Jack Shafer asks an important question: Who is funding Sarah Palin’s legal battle against The New York Times? As Shafer observes in his new Politico Magazine piece, Palin’s legal team overlaps with the lawyers who represented Hulk Hogan in his lawsuit against Gawker. That effort turned out to be funded by Facebook billionaire Peter Thiel, who was aggrieved at having been outed by a Gawker-owned website. Shafer writes:
Nobody can criticize Palin for passing the hat to finance her case — if that’s what she did. Lawsuits are expensive and crowdfunding them without naming the funders is a time-honored practice — civil liberties groups do it routinely — and the practice is especially praiseworthy when the litigation is of the “impact” variety, designed to change the law and protect rights. But as the Gawker case demonstrated, such lawsuits can also be seen as punitive exercises, financed by a third party as payback.

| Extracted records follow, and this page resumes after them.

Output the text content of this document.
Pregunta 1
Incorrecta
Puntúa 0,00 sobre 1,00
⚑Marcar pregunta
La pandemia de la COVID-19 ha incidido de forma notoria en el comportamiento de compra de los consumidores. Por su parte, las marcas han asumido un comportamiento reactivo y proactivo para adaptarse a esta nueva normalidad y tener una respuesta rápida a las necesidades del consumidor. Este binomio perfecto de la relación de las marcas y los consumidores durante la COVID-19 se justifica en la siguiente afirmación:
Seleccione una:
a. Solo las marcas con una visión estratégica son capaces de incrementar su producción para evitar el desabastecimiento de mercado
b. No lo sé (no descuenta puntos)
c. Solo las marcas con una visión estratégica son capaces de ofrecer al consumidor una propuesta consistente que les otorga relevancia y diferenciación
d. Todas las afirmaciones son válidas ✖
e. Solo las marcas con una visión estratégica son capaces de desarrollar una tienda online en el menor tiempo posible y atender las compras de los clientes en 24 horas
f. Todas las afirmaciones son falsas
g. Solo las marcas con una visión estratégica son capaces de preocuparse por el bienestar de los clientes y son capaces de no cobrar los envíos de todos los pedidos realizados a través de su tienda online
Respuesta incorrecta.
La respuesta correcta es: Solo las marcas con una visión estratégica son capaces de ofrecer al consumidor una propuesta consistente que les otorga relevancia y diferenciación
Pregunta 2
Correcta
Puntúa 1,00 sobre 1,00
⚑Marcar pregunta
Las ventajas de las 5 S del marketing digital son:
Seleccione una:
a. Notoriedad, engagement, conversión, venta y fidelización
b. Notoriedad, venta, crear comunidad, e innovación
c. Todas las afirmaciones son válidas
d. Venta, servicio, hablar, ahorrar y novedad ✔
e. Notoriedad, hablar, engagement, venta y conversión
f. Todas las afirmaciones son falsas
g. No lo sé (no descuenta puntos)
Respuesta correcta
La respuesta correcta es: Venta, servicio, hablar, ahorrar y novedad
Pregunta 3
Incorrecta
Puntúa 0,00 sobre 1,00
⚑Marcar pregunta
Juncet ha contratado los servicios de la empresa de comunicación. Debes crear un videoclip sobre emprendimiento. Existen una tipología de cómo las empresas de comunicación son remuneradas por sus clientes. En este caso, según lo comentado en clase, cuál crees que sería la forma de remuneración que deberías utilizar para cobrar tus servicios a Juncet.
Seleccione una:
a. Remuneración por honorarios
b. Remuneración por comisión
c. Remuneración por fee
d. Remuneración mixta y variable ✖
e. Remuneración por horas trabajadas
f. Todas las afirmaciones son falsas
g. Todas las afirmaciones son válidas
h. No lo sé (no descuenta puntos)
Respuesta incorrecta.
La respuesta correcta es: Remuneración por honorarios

The problem is that when lawsuits are funded by vast sums of dark money, they can have a distorting effect. Hogan’s invasion-of-privacy suit after Gawker published video of him having sex without his permission was certainly worthy of pursuing. But in the ordinary course of such matters, it would have been settled and life would have gone on. Instead, Hogan’s lawyers used secret Thiel money to push the suit all the way to its conclusion, with Gawker ultimately going bankrupt and shutting down. (The site has since been relaunched under new ownership.)
Unlike Hogan’s case, Palin’s libel suit against the Times is entirely lacking in merit. The Times published an editorial falsely tying Palin’s rhetoric to the 2011 shooting of then-congresswoman Gabby Giffords and the killings of six others. But there was zero evidence that the Times acted with “actual malice” (knowing falsehood or reckless disregard for the truth), which is the standard for public officials and public figures.
Palin’s suit shouldn’t have gotten as far as it did, and the devastating defeat she suffered this week ought to put an end to it. But if she’s backed by an endless stream of screw-you money, she can keep pushing, and perhaps get her case eventually heard by the U.S. Supreme Court — where Justices Clarence Thomas and Neil Gorsuch have indicated they’re prepared to overturn or pare back the libel standards that have protected the press since the landmark 1964 Times v. Sullivan decision.